Fish sauce is also great for Asian flavours, but most brands do contain a small amount of refined sugar, don’t stress as the amount is minimal so won’t hugely effect affect your overall calorie intake (e.g. Red Boat do have a refined sugar free version).
We tend to use Dijon and wholegrain (e.g. Delmaine). Check the ingredients when buying, as some have added sugar (again, don’t stress as the amount is minimal so won’t hugely effect affect your overall calorie intake).
Chilli flakes, chilli powder and/or cayenne pepper
Chilli will be an optional pantry staple in some recipes, add to suit your taste buds and heat preferences. You can also find sugar free hot sauces if you’re really into the heat! (e.g. Kaitaia Fire). Aim to avoid sweet chilli sauce though — this can add quite a lot of refined sugars.
Honey or Maple Syrup
Used in small amounts as a natural sweetener. Choose a 100% pure, natural and unrefined honey and maple syrup. Runny honey is easier to measure out too (e.g. Arataki, Ceres, Queen, O Canada).
We suggest low fat dairy as it is less calories, or unsweetened soy/almond/rice milks, however any milk that you desire (dairy free or cow’s) will be fine as we only will be using small amounts. Nutrition will be based on standard cow’s milk.

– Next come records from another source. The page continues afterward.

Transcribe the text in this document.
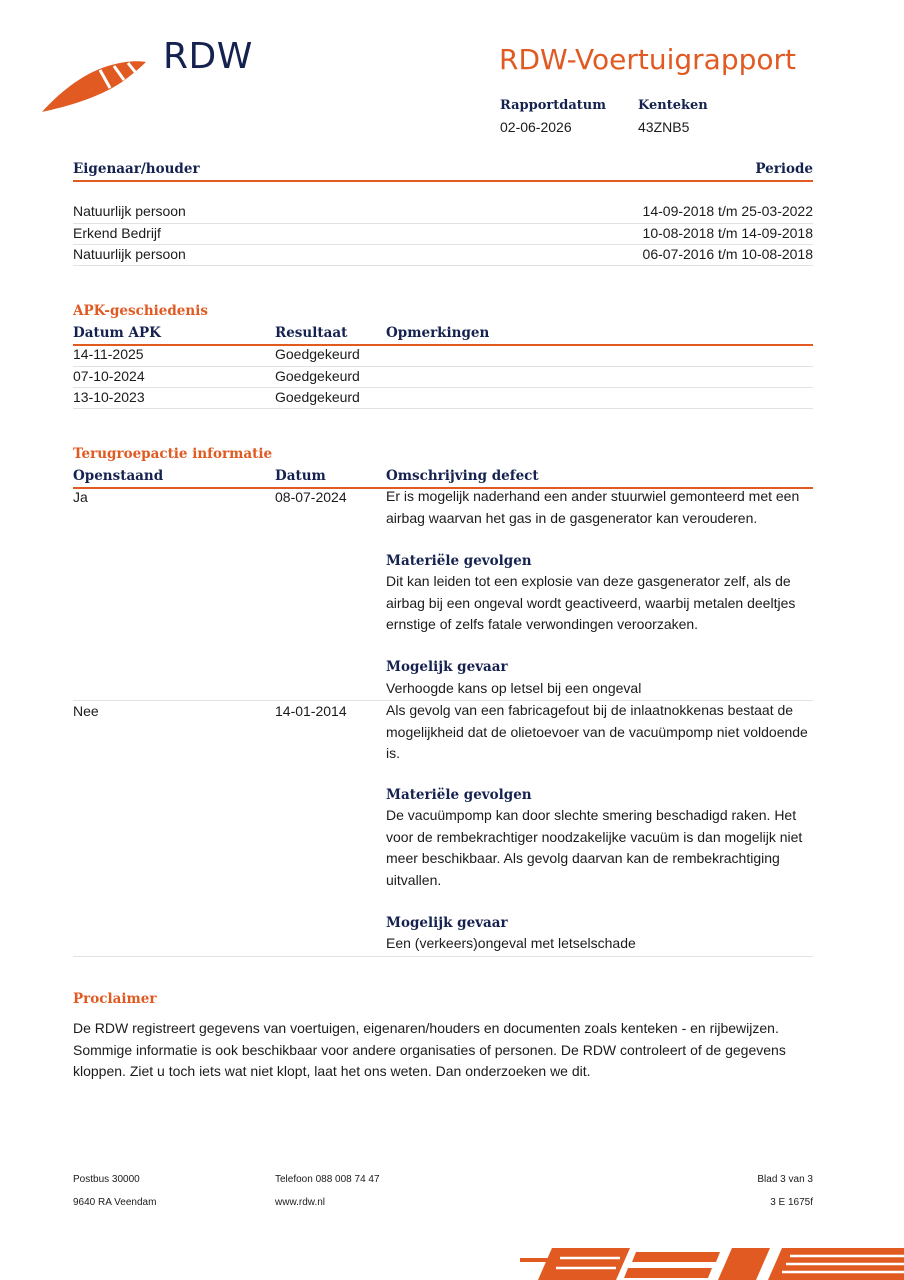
RDW	RDW-Voertuigrapport
Rapportdatum
02-06-2026
Kenteken
43ZNB5
Eigenaar/houder	Periode
Natuurlijk persoon	14-09-2018 t/m 25-03-2022
Erkend Bedrijf	10-08-2018 t/m 14-09-2018
Natuurlijk persoon	06-07-2016 t/m 10-08-2018
APK-geschiedenis
Datum APK	Resultaat	Opmerkingen
14-11-2025	Goedgekeurd
07-10-2024	Goedgekeurd
13-10-2023	Goedgekeurd
Terugroepactie informatie
Openstaand	Datum	Omschrijving defect
Ja	08-07-2024	Er is mogelijk naderhand een ander stuurwiel gemonteerd met een airbag waarvan het gas in de gasgenerator kan verouderen.
Materiële gevolgen
Dit kan leiden tot een explosie van deze gasgenerator zelf, als de airbag bij een ongeval wordt geactiveerd, waarbij metalen deeltjes ernstige of zelfs fatale verwondingen veroorzaken.
Mogelijk gevaar
Verhoogde kans op letsel bij een ongeval
Nee	14-01-2014	Als gevolg van een fabricagefout bij de inlaatnokkenas bestaat de mogelijkheid dat de olietoevoer van de vacuümpomp niet voldoende is.
Materiële gevolgen
De vacuümpomp kan door slechte smering beschadigd raken. Het voor de rembekrachtiger noodzakelijke vacuüm is dan mogelijk niet meer beschikbaar. Als gevolg daarvan kan de rembekrachtiging uitvallen.
Mogelijk gevaar
Een (verkeers)ongeval met letselschade
Proclaimer
De RDW registreert gegevens van voertuigen, eigenaren/houders en documenten zoals kenteken - en rijbewijzen. Sommige informatie is ook beschikbaar voor andere organisaties of personen. De RDW controleert of de gegevens kloppen. Ziet u toch iets wat niet klopt, laat het ons weten. Dan onderzoeken we dit.
Postbus 30000
9640 RA Veendam
Telefoon 088 008 74 47
www.rdw.nl
Blad 3 van 3
3 E 1675f
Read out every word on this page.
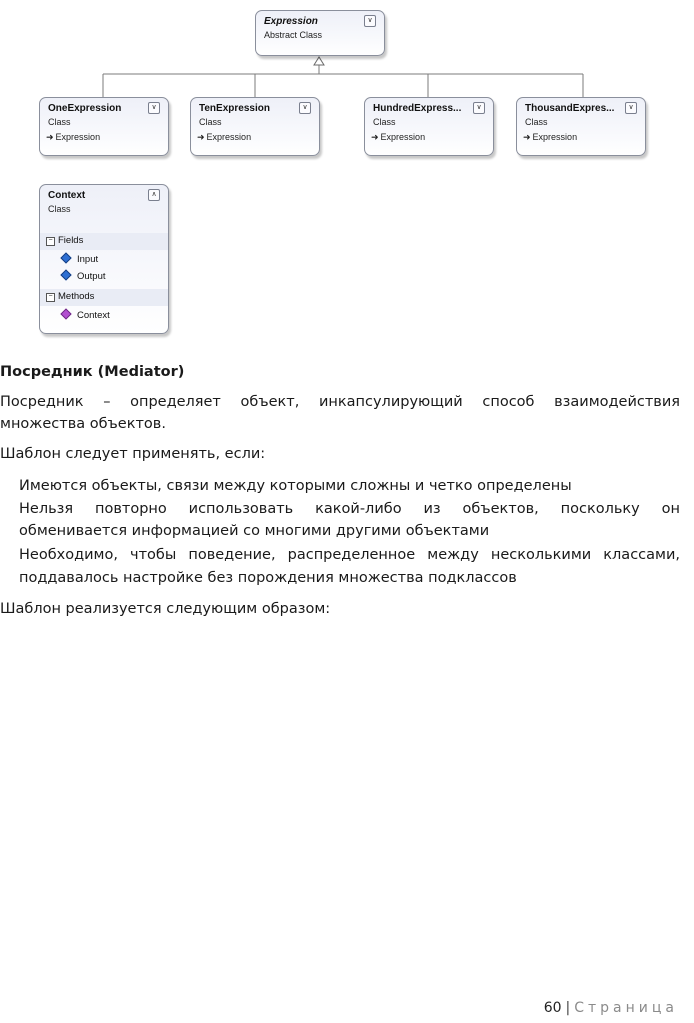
Expression
Abstract Class
∨
OneExpression
Class
➜ Expression
∨	TenExpression
Class
➜ Expression
∨	HundredExpress...
Class
➜ Expression
∨	ThousandExpres...
Class
➜ Expression
∨
Context
Class
∧
− Fields
Input
Output
− Methods
Context
Посредник (Mediator)
Посредник – определяет объект, инкапсулирующий способ взаимодействия
множества объектов.
Шаблон следует применять, если:
Имеются объекты, связи между которыми сложны и четко определены
Нельзя повторно использовать какой-либо из объектов, поскольку он
обменивается информацией со многими другими объектами
Необходимо, чтобы поведение, распределенное между несколькими классами,
поддавалось настройке без порождения множества подклассов
Шаблон реализуется следующим образом:
60 | Страница
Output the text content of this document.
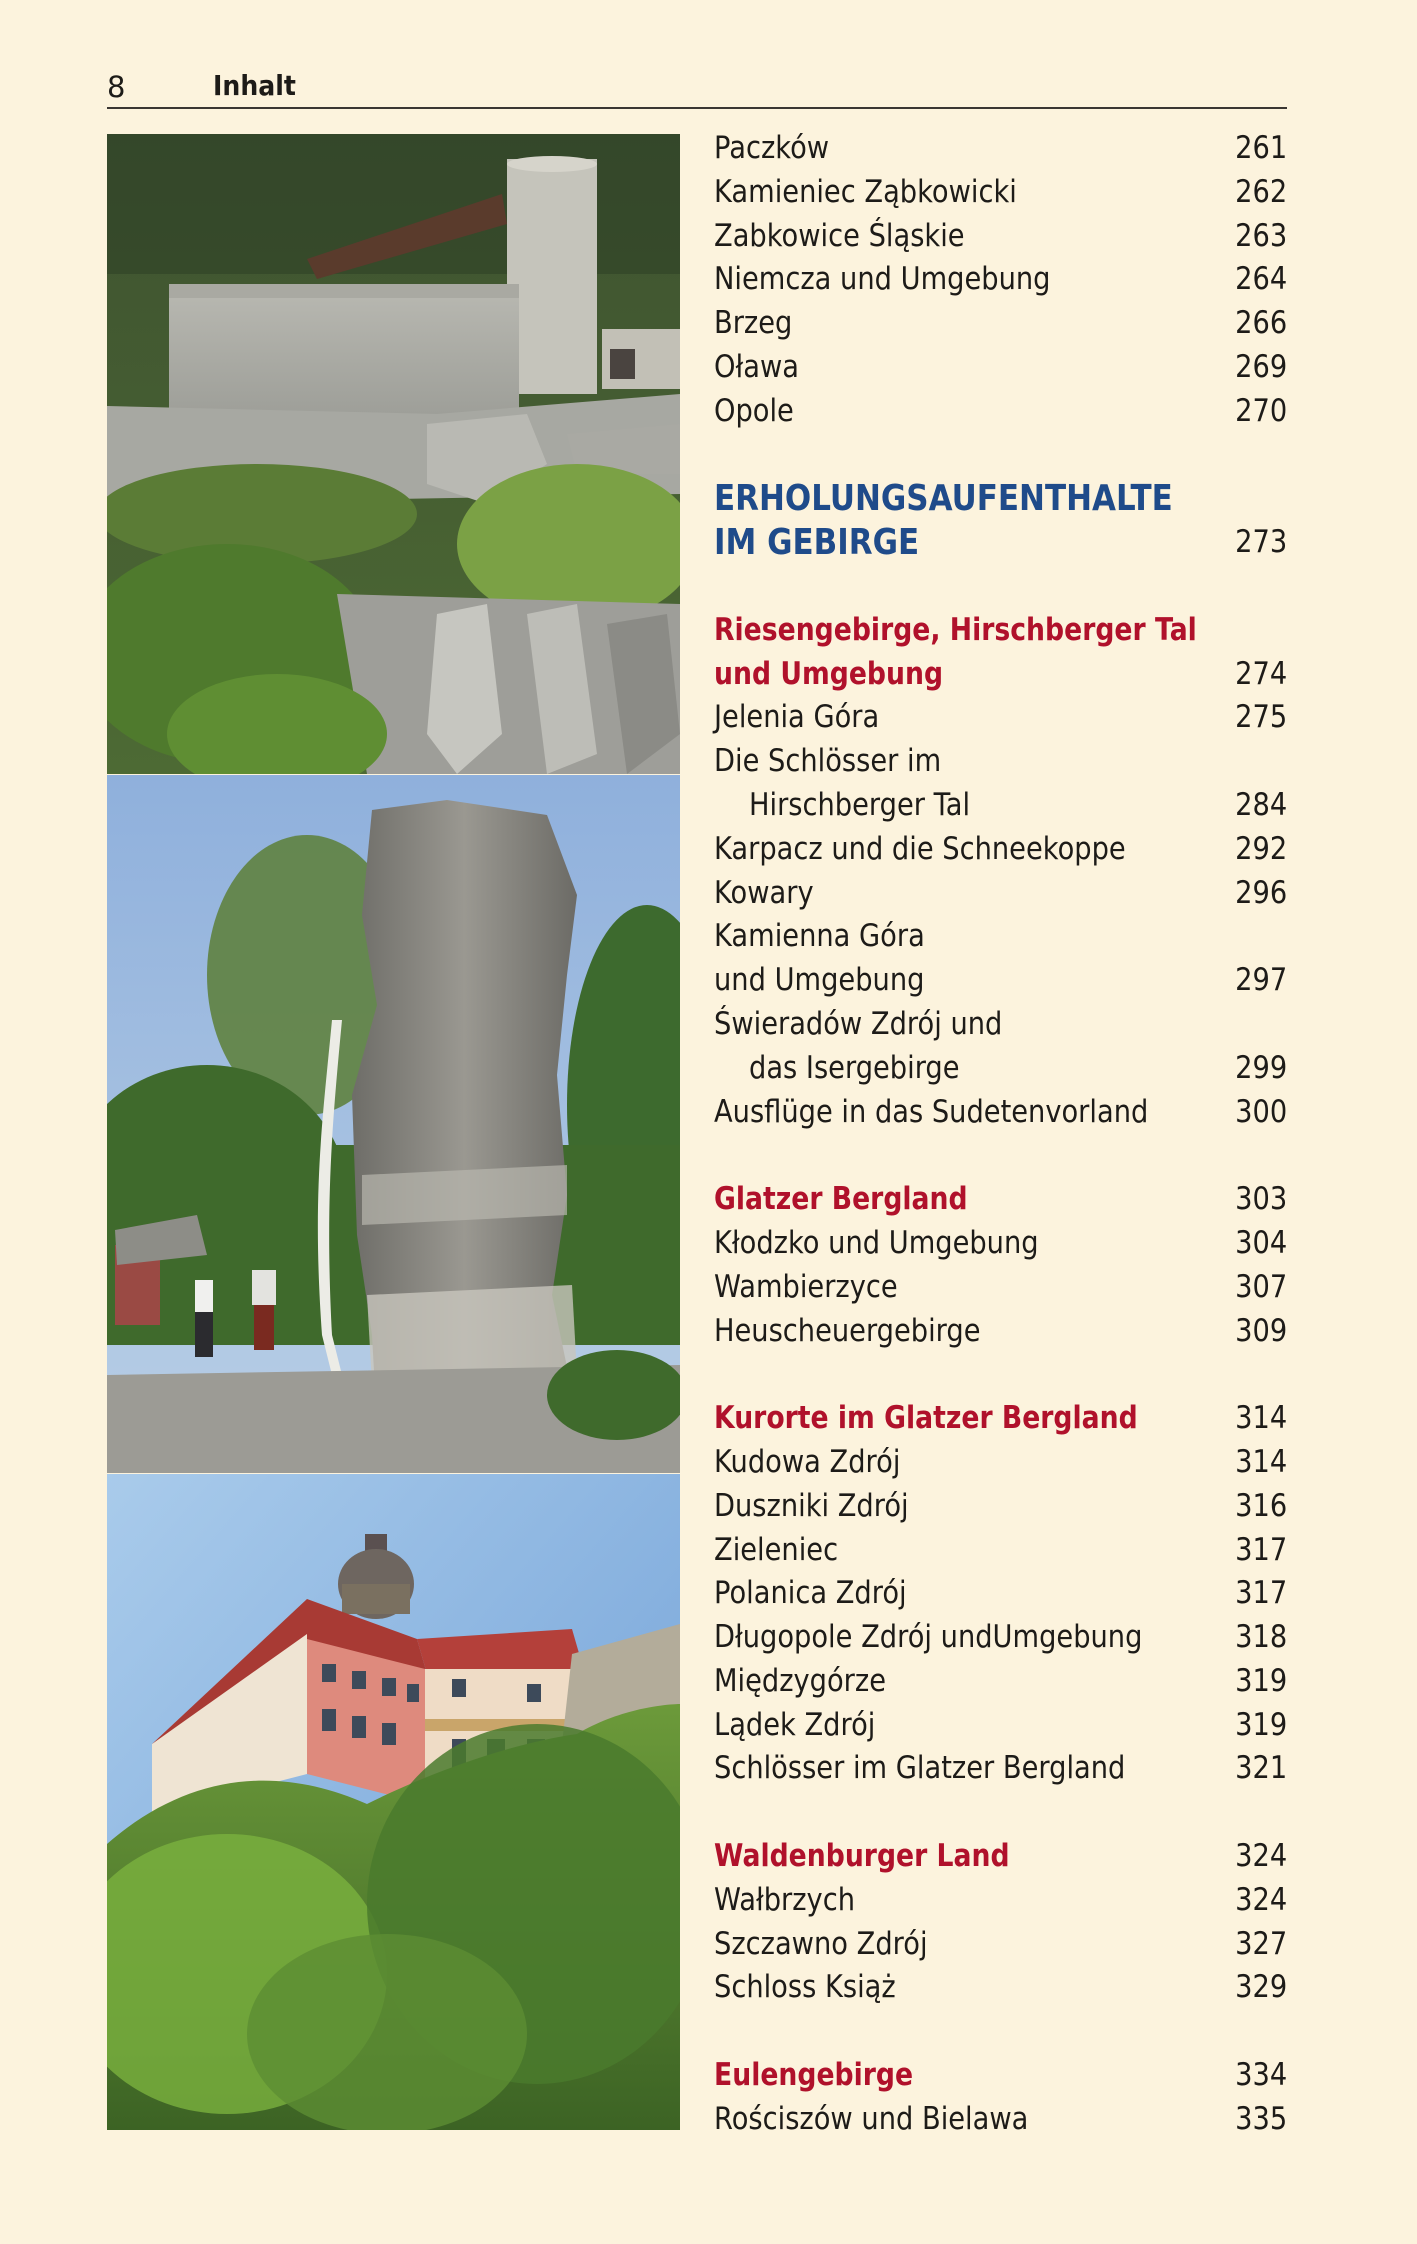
8	Inhalt
Paczków	261
Kamieniec Ząbkowicki	262
Zabkowice Śląskie	263
Niemcza und Umgebung	264
Brzeg	266
Oława	269
Opole	270
ERHOLUNGSAUFENTHALTE
IM GEBIRGE	273
Riesengebirge, Hirschberger Tal
und Umgebung	274
Jelenia Góra	275
Die Schlösser im
Hirschberger Tal	284
Karpacz und die Schneekoppe	292
Kowary	296
Kamienna Góra
und Umgebung	297
Świeradów Zdrój und
das Isergebirge	299
Ausflüge in das Sudetenvorland	300
Glatzer Bergland	303
Kłodzko und Umgebung	304
Wambierzyce	307
Heuscheuergebirge	309
Kurorte im Glatzer Bergland	314
Kudowa Zdrój	314
Duszniki Zdrój	316
Zieleniec	317
Polanica Zdrój	317
Długopole Zdrój undUmgebung	318
Międzygórze	319
Lądek Zdrój	319
Schlösser im Glatzer Bergland	321
Waldenburger Land	324
Wałbrzych	324
Szczawno Zdrój	327
Schloss Książ	329
Eulengebirge	334
Rościszów und Bielawa	335
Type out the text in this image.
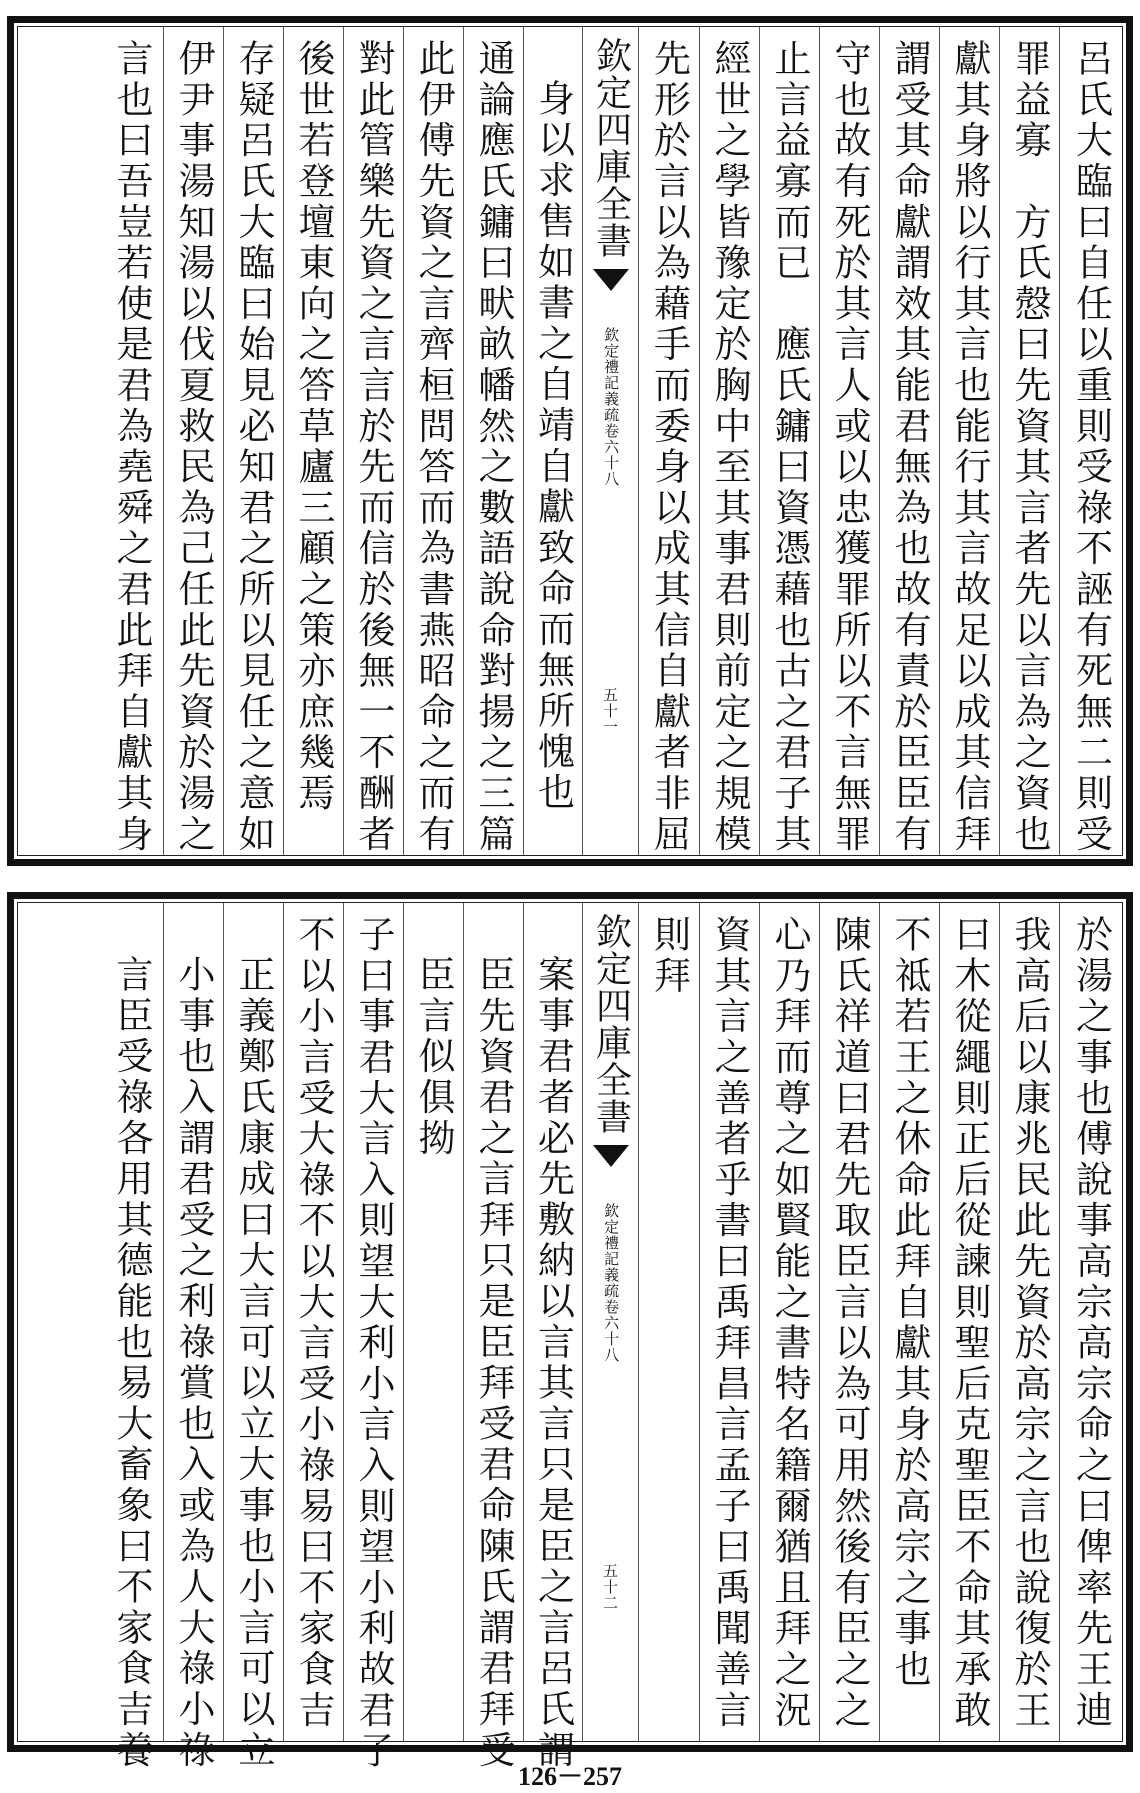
呂氏大臨曰自任以重則受祿不誣有死無二則受
罪益寡　方氏慤曰先資其言者先以言為之資也
獻其身將以行其言也能行其言故足以成其信拜
謂受其命獻謂效其能君無為也故有責於臣臣有
守也故有死於其言人或以忠獲罪所以不言無罪
止言益寡而已　應氏鏞曰資憑藉也古之君子其
經世之學皆豫定於胸中至其事君則前定之規模
先形於言以為藉手而委身以成其信自獻者非屈
欽定四庫全書
欽定禮記義疏卷六十八
五十一
身以求售如書之自靖自獻致命而無所愧也
通論應氏鏞曰畎畝幡然之數語說命對揚之三篇
此伊傅先資之言齊桓問答而為書燕昭命之而有
對此管樂先資之言言於先而信於後無一不酬者
後世若登壇東向之答草廬三顧之策亦庶幾焉
存疑呂氏大臨曰始見必知君之所以見任之意如
伊尹事湯知湯以伐夏救民為己任此先資於湯之
言也曰吾豈若使是君為堯舜之君此拜自獻其身
於湯之事也傅說事高宗高宗命之曰俾率先王迪
我高后以康兆民此先資於高宗之言也說復於王
曰木從繩則正后從諫則聖后克聖臣不命其承敢
不祗若王之休命此拜自獻其身於高宗之事也
陳氏祥道曰君先取臣言以為可用然後有臣之之
心乃拜而尊之如賢能之書特名籍爾猶且拜之況
資其言之善者乎書曰禹拜昌言孟子曰禹聞善言
則拜
欽定四庫全書
欽定禮記義疏卷六十八
五十二
案事君者必先敷納以言其言只是臣之言呂氏謂
臣先資君之言拜只是臣拜受君命陳氏謂君拜受
臣言似俱拗
子曰事君大言入則望大利小言入則望小利故君子
不以小言受大祿不以大言受小祿易曰不家食吉
正義鄭氏康成曰大言可以立大事也小言可以立
小事也入謂君受之利祿賞也入或為人大祿小祿
言臣受祿各用其德能也易大畜象曰不家食吉養
126－257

Occasionally 1–2 eggs will be needed as a pantry staple. We always recommend using free-range.
Many stocks (particularly powders) will contain refined sugars, however there are a few liquid options that don’t. Like we mentioned for the fish sauce, if you can’t find a refined sugar free stock powder, not to worry, it’s in such small quantities there won’t be any huge effects on calories!
You can always make your own chicken stock from scratch as (check out the one on the Fresh Start Blog) and freeze in portions, then use as needed. We understand that this may not be suitable for everyone, so have a look in your local supermarket for liquid stock, Ceres Organic do an organic chicken broth.
Only a small amount will be used in some recipes, opt for any 100% cornflour (e.g. Edmonds).
Salt & pepper
A little salt and freshly cracked black pepper can make a huge difference to the flavour of a dish.